Where's Katha?

Reed Tryte reed_tryte at yahoo.com
Fri Mar 7 15:30:06 PST 2003



>>"Come on Dennis--that's weak. (It's also an
>>'explanation' that one could apply with
>>equivalent--which is to say, not
>>very much--force to young, angry campus liberals,
>>or leftists, or libertarians...)"
>>
>>- -- Luke
>
>
>Each person is different, of course, and there are no


>fixed reasons why so-and-so becomes who they become.
>But I was talking about the Young Right, primarily
>those who came of age under Reagan/Bush. And in my
>experience, many of them, as teenagers, felt
>inadequate and put-upon (by "liberals" and "liberal
>culture") and this fueled anger
>and resentment and a need to tap into state power.
>You certainly see that in Coulter.
>
>DP

I second Dennis. Both extremes of the political spectrum attract people who use politics to play out their own psychological turmoil. That's why people like David Horowitz switch so easily. As Henry Miller says in the movie Reds, "People who want to change the world usually either have no problems of their own, or lots and lots of problems." But probably because left-wing politics has so few inducements to offer these days, most of the psychos seem to be ending up on the right. (Not that we don't have a few; they just don't get to be on TV.)

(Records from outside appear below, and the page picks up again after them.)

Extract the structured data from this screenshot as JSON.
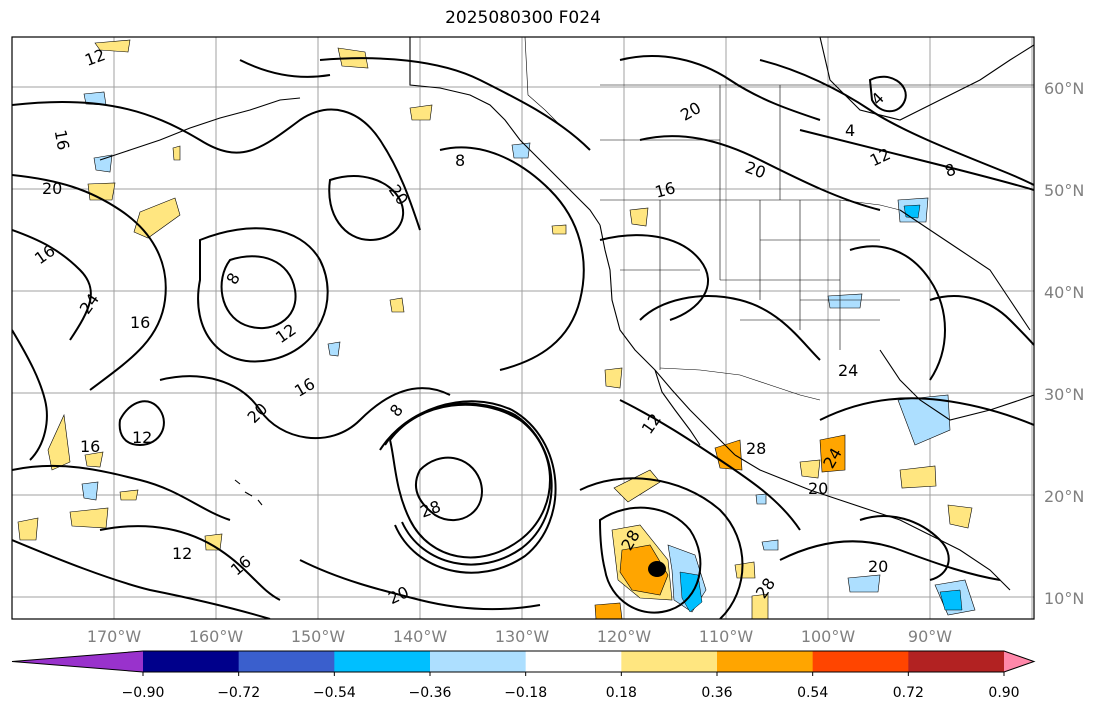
{
  "title": "2025080300 F024",
  "latitude_labels": [
    "60°N",
    "50°N",
    "40°N",
    "30°N",
    "20°N",
    "10°N"
  ],
  "longitude_labels": [
    "170°W",
    "160°W",
    "150°W",
    "140°W",
    "130°W",
    "120°W",
    "110°W",
    "100°W",
    "90°W"
  ],
  "colorbar": {
    "colors": [
      "#9932CC",
      "#00008B",
      "#3A5FCD",
      "#00BFFF",
      "#ADDFFF",
      "#FFFFFF",
      "#FFE680",
      "#FFA500",
      "#FF4500",
      "#B22222",
      "#FF88AA"
    ],
    "tick_labels": [
      "−0.90",
      "−0.72",
      "−0.54",
      "−0.36",
      "−0.18",
      "0.18",
      "0.36",
      "0.54",
      "0.72",
      "0.90"
    ]
  },
  "contour_labels": [
    "12",
    "16",
    "20",
    "16",
    "24",
    "8",
    "16",
    "12",
    "16",
    "20",
    "8",
    "20",
    "16",
    "12",
    "28",
    "12",
    "16",
    "20",
    "8",
    "20",
    "16",
    "4",
    "4",
    "12",
    "8",
    "20",
    "24",
    "12",
    "28",
    "24",
    "20",
    "28",
    "20",
    "28",
    "8"
  ]
}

A few years ago I had several long conversations with an up and coming young conservative female pundit. She kept on talking about John F. Kennedy being conceited and how Democrats thought they were all so great. It was weird, like someone in junior high talking about the cool kids.

Interestingly, when I asked she was willing to admit that the government has funded basically all technological breakthroughs in the last 100 years. Nonetheless, she still fervently believed in free market economics.